The promises and realities of digital innovation have come to suffuse everything from city regions to astronomy, government to finance, art to medicine, politics to warfare, and from genetics to reality itself. Digital systems augmenting physical space, buildings, and communities occupy a special place in the evolutionary discourse about advanced technology. The two Intelligent Environments books edited by Peter Droege span a quarter of a century across this genre. The second volume, Intelligent Environments: Advanced Systems for a Healthy Planet, asks: how does civilization approach thinking systems, intelligent spatial models, design methods, and support structures designed for sustainability, in ways that could counteract challenges to terrestrial habitability?
This book examines a range of baseline and benchmark practices but also unusual and even sublime endeavors across regions, currencies, infrastructure, architecture, transactive electricity, geodesign, net-positive planning, remote work, integrated transport, and artificial intelligence in understanding the most immediate spatial setting: the human body. The result of this quest is both highly informative and useful, but also critical. It opens windows on what must fast become a central and overarching existential focus in the face of anthropogenic planetary heating and other threats-and raises concomitant questions about direction, scope, and speed of that change.

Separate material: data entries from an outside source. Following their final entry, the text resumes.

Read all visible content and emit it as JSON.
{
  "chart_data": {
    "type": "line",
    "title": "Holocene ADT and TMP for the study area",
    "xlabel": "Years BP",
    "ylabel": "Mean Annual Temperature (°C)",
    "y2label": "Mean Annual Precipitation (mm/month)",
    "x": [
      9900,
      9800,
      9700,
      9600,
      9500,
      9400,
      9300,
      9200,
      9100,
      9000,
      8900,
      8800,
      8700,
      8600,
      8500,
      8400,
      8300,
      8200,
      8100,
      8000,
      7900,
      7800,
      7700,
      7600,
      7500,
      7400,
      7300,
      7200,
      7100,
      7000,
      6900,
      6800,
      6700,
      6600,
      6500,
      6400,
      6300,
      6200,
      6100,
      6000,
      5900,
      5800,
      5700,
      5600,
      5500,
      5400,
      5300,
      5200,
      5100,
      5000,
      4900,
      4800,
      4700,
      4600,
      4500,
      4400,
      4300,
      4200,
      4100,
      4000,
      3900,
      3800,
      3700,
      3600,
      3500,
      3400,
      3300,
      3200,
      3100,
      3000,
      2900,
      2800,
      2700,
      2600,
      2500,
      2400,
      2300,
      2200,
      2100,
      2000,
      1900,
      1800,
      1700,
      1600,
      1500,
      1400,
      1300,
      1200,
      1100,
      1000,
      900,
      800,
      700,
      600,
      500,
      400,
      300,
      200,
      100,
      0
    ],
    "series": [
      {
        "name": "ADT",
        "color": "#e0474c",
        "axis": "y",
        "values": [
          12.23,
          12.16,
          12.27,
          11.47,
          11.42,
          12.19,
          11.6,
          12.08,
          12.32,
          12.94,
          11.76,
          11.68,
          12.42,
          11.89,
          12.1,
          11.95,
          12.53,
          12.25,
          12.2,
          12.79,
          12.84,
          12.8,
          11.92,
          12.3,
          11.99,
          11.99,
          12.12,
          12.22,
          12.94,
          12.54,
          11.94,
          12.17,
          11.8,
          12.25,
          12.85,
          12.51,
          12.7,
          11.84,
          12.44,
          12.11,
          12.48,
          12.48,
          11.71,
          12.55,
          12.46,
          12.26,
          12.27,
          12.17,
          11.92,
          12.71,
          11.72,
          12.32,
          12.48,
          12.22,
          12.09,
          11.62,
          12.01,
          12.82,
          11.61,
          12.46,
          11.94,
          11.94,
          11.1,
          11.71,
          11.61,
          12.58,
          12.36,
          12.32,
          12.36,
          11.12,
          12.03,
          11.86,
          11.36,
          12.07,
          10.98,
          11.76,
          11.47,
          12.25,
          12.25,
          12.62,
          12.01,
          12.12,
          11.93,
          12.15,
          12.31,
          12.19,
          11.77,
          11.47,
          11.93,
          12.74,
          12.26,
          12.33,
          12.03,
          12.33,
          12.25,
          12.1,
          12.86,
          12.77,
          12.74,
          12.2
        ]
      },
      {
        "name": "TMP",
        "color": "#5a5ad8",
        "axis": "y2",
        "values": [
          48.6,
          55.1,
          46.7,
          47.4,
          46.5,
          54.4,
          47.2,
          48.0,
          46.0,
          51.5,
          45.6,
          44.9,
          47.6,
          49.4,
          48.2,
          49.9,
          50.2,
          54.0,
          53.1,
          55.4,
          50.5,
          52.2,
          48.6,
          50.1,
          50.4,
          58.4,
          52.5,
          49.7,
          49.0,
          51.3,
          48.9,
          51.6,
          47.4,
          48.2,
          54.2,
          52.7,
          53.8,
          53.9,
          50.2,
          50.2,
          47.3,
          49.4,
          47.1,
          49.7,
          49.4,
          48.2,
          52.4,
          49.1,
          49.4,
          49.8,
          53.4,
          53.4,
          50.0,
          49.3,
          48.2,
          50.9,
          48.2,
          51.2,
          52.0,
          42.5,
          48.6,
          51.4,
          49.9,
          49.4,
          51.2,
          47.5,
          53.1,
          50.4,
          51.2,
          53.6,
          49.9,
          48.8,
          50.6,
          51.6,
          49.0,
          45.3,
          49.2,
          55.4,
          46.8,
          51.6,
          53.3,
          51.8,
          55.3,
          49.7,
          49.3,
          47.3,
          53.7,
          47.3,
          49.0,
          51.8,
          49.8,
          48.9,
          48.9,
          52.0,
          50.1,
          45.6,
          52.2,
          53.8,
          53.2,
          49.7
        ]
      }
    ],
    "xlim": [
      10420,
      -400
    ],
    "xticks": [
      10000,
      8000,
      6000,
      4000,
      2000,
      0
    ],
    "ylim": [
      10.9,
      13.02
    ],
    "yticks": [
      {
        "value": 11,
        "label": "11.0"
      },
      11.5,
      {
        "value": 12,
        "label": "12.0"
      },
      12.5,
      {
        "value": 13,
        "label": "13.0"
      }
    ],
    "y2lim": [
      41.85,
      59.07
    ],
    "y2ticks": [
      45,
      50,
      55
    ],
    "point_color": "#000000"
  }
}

- The volume uses a cross-disciplinary approach to exploring digitally enhanced, spatially relevant sustainability systems
- It critically queries the promise of information technologies and related support systems to help safeguard the habitability of the planet
- The new edition is fully updated and reorganized in thematically linked yet stand-alone chapters and is referenced to global bodies of knowledge for ease of discovery and access
- It includes copious images, maps, diagrams, and references to other media to enhance understanding
Professor Droege directs the Liechtenstein Institute for Strategic Development, and is President, Eurosolar and General Chairman, World Council for Renewable Energy. He initiated the Chair for Sustainable Spatial Development at the University of Liechtenstein while holding a Conjoint Professorship at the Faculty of Engineering, University of Newcastle, Australia. An inaugural member of the Zayed Future Energy Prize jury and Expert Commissioner at the World Future Council he served on the Steering Committee of the Urban Climate Change Research Network at the Goddard Institute for Space Studies and CUNY. He taught and researched at MIT, held an Endowed Chair in Urban Engineering at at Tokyo University’s Research Center for Advanced Science and Technology, and Chair of Urban Design at Sydney University. He has authored/edited eight books.